Desde 2017 que o norte de Moçambique tem sido assolado por uma violenta e criminosa onda terrorista. Grupos fundamentalistas, nomeadamente o Ansar al-Sunna, fação pertencente do autoproclamado Estado Islâmico, assassinam civis e militares da forma mais vil e cruel, semeiam o caos e apropriam-se, inclusivamente, dos recursos naturais da província de Cabo Delgado.
Nestas circunstâncias é mais o Cabo Esquecido, nas palavras da repórter do “Jornal de Notícias”, Ana Sofia Rocha, que a própria escolheu para classificar a insustentável situação dos locais.
A comunidade internacional condena, mas pouco mais faz. Esta semana a organização Save the Children fez uma denúncia que deveria envergonhar toda a comunidade internacional. Há crianças que estão a ser decapitadas pelos fanáticos militantes deste grupo jihadista. A carnificina já matou mais de 2.500 pessoas, deslocou 200.000 moçambicanos e mais de 1 milhão vive em condições de fome severa.
Portugal tem duas vezes o dever e a obrigação de exigir que as organizações multilaterais, os Estados e as nações livres encontrem uma solução, lançando uma operação no terreno, em cooperação com as autoridades nacionais, para acabar com esta matança. Primeiro, porque, tendo em conta a ligação histórica e afetiva com os moçambicanos, conhecemos o território melhor que ninguém. Segundo, porque, por via da presidência do Conselho da União Europeia, estamos obrigados a alertar os 27 estados-membros para a necessidade de uma solução que ponha termo a este bastião de terrorismo, em definitivo.
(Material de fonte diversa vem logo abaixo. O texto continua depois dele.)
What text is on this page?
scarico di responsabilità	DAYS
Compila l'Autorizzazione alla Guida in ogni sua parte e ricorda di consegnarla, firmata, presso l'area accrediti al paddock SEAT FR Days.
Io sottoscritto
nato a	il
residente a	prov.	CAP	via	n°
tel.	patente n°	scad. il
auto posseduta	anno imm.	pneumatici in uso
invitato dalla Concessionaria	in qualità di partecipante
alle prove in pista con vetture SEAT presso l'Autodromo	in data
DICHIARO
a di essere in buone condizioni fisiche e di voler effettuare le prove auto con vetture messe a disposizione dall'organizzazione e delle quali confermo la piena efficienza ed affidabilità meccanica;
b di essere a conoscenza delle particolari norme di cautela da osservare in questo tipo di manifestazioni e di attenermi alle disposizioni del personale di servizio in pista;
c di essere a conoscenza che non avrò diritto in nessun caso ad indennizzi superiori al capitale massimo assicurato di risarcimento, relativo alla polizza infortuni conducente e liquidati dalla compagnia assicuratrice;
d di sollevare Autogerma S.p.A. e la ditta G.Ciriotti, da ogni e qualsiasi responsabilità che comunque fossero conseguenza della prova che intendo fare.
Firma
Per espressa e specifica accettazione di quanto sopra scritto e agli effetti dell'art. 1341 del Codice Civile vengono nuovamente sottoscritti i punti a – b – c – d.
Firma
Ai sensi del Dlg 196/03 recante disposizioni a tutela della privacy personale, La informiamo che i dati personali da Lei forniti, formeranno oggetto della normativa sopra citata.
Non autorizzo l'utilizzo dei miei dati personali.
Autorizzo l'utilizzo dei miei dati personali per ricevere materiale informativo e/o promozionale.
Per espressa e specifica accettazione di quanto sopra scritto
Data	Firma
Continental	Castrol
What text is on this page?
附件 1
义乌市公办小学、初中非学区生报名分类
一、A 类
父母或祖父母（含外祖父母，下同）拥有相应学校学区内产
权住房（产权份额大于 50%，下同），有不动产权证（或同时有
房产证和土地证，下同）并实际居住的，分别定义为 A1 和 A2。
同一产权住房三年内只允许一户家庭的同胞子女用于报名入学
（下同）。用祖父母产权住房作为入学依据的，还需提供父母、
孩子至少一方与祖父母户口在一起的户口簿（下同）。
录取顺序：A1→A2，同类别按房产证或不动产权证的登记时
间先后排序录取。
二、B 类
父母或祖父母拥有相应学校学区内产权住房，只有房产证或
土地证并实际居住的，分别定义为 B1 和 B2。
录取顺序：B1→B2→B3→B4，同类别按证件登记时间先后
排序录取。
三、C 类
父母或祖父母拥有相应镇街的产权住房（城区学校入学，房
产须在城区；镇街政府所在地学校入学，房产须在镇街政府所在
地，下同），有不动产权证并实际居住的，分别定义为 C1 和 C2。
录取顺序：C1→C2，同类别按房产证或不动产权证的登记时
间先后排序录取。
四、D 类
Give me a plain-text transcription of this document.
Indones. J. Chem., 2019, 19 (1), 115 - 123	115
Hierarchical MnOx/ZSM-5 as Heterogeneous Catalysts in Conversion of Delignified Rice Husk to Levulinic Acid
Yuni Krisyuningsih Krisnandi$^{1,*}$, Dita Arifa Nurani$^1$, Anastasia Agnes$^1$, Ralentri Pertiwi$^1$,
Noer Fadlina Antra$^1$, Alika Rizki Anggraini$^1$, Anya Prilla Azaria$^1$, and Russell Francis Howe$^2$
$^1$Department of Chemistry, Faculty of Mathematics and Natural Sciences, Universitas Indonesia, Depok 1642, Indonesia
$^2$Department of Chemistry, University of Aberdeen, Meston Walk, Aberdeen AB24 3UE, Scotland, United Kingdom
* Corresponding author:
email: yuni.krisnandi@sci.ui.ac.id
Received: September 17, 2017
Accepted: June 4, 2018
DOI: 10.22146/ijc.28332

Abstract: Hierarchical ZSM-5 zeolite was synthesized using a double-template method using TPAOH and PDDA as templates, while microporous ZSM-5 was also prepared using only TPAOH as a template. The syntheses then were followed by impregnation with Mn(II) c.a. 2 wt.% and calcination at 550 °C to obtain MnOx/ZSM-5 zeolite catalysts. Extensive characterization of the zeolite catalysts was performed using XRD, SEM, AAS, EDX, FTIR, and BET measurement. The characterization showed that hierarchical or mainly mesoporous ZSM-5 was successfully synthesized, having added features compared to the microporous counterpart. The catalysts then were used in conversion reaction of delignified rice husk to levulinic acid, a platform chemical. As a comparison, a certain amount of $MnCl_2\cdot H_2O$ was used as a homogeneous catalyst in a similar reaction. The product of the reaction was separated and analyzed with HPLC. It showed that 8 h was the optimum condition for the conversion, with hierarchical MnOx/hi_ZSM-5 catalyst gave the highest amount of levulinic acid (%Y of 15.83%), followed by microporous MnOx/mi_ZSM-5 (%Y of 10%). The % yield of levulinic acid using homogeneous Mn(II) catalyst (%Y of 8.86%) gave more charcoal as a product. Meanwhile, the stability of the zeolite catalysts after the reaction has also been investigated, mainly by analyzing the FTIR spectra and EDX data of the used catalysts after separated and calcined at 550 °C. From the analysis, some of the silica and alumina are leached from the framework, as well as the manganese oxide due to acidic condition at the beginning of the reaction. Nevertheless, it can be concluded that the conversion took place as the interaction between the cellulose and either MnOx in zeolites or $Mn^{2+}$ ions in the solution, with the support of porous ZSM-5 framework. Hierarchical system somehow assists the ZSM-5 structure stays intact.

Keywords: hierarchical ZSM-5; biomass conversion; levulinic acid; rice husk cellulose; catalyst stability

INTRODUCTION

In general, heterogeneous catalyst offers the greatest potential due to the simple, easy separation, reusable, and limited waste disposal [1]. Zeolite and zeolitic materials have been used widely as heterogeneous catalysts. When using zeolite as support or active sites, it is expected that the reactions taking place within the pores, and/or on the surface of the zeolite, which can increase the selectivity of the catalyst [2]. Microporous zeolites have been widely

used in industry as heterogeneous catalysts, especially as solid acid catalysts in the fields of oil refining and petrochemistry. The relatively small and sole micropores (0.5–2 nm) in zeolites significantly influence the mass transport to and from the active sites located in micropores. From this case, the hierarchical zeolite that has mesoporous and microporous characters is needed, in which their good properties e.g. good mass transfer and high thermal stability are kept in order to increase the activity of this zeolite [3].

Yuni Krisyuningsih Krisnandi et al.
O PSD tem insistido em promover um conjunto de iniciativas, no quadro parlamentar, para denunciar os factos e apelar à diplomacia internacional, nomeadamente à União Europeia e para condenar os atos terroristas de Cabo Delgado, que teima em persistir como um não-assunto, sistematicamente subalternizado pelos estados de emergência e pelos números dramáticos da covid-19. O extermínio em Cabo Delgado reclama uma intervenção musculada da União Europeia, que tem sido o maior investidor na paz e na segurança em África. A Política Comum de Segurança e Defesa impõe uma atuação urgente com essa finalidade.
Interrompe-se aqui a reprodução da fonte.